National Center for Learning Disabilities Executive Director Emeritus James H. Wendorf issued the following statement applauding a new Comprehensive Literacy Center in the Every Child Achieves Act of 2015, while expressing significant concerns about the lack of accountability in the bill, which passed the U.S. Senate on July 16, 2015.
“The National Center for Learning Disabilities, which works on behalf of the 1 in 5 children with learning and attention issues and their families, applauds the creation of a new Comprehensive Literacy Center proposed in the Every Child Achieves Act of 2015.
As the first-of-its-kind, this Comprehensive Literacy Center would focus on children who are at-risk of not attaining full literacy skills due to a disabilty, such as dyslexia or disabilities related to reading, writing, language processing, comprehension, or executive functioning. The creation of the Center would come at a critical juncture as the achievement gap between students with and without disabilities persists.

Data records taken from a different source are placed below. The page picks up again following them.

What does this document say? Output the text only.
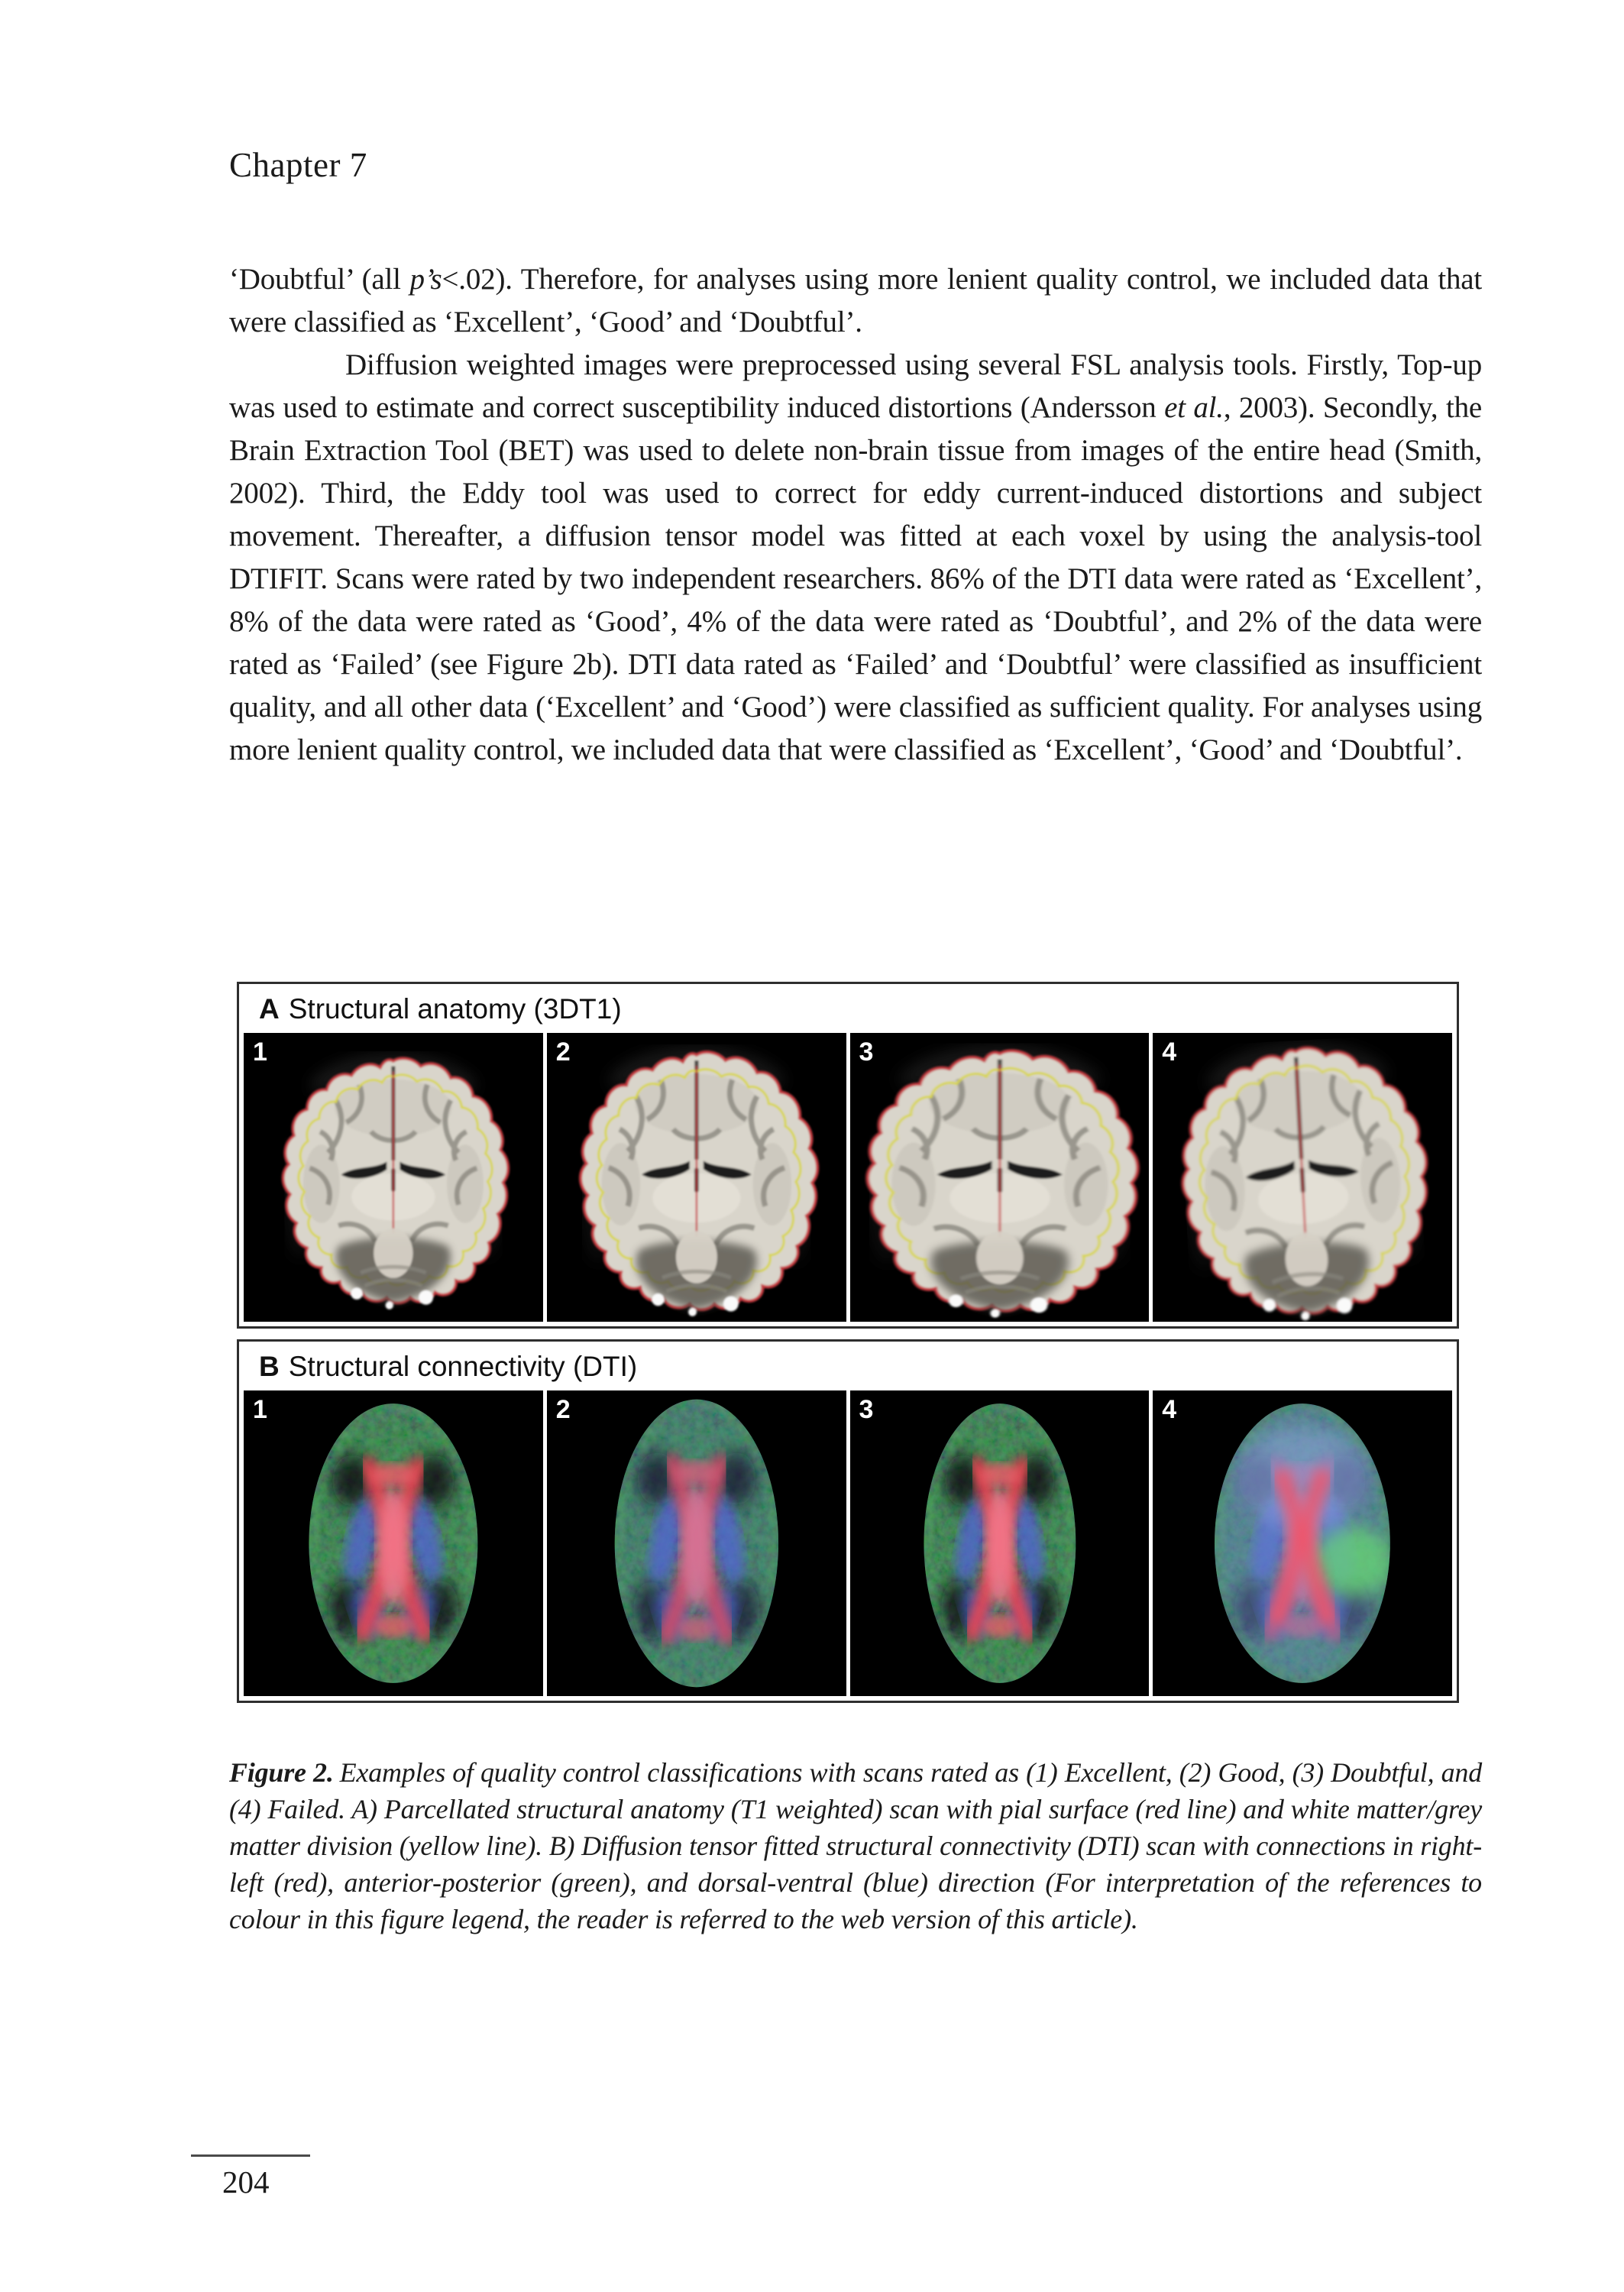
Chapter 7

‘Doubtful’ (all p’s<.02). Therefore, for analyses using more lenient quality control, we included data that were classified as ‘Excellent’, ‘Good’ and ‘Doubtful’.

Diffusion weighted images were preprocessed using several FSL analysis tools. Firstly, Top-up was used to estimate and correct susceptibility induced distortions (Andersson et al., 2003). Secondly, the Brain Extraction Tool (BET) was used to delete non-brain tissue from images of the entire head (Smith, 2002). Third, the Eddy tool was used to correct for eddy current-induced distortions and subject movement. Thereafter, a diffusion tensor model was fitted at each voxel by using the analysis-tool DTIFIT. Scans were rated by two independent researchers. 86% of the DTI data were rated as ‘Excellent’, 8% of the data were rated as ‘Good’, 4% of the data were rated as ‘Doubtful’, and 2% of the data were rated as ‘Failed’ (see Figure 2b). DTI data rated as ‘Failed’ and ‘Doubtful’ were classified as insufficient quality, and all other data (‘Excellent’ and ‘Good’) were classified as sufficient quality. For analyses using more lenient quality control, we included data that were classified as ‘Excellent’, ‘Good’ and ‘Doubtful’.

A Structural anatomy (3DT1)
1	2	3	4
B Structural connectivity (DTI)
1	2	3	4
Figure 2. Examples of quality control classifications with scans rated as (1) Excellent, (2) Good, (3) Doubtful, and (4) Failed. A) Parcellated structural anatomy (T1 weighted) scan with pial surface (red line) and white matter/grey matter division (yellow line). B) Diffusion tensor fitted structural connectivity (DTI) scan with connections in right-left (red), anterior-posterior (green), and dorsal-ventral (blue) direction (For interpretation of the references to colour in this figure legend, the reader is referred to the web version of this article).
204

NCLD commends Senator Bill Cassidy, MD whose relentless commitment and leadership on this issue– with the support of Chairman Lamar Alexander and Ranking Member Patty Murray – will better equip families and educators to meet the needs of children with dyslexia and other learning disabilities if it is enacted into law. The Comprehensive Literacy Center would focus on five areas:
- Tools to identify challenges early;
- Evidence-based literacy instruction, strategies, accommodations and assistive technology;
- Information to support families;
- Professional development for teachers on early indicators and instructional strategies; and
- Broad dissemination within existing federal networks.
Reading is a fundamental skill that is often hard to acquire and master for children with learning disabilities, such as dyslexia, but early recognition of learning challenges combined with timely, effective evidence-based services are critical to support student success. This Center takes a pro-active approach to bridging decades worth of research with the educator and parent communities who can benefit most from its findings.
While this new center has the potential to impact millions of children with learning and attention issues, this very progress is undermined by the lax approach to accountability included in the Every Child Achieves Act of 2015. The provisions holding states and schools accountable for educating students with learning and attention issues must be strengthened if this bill is to become law. Parents expect that the educational system will step in and provide leadership when entire schools and groups of students – such as students with disabilities – aren’t succeeding.
NCLD will continue to advocate for the Comprehensive Literacy Center and stronger accountability provisions as the Every Child Achieves Act of 2015 continues its way through the legislative process.”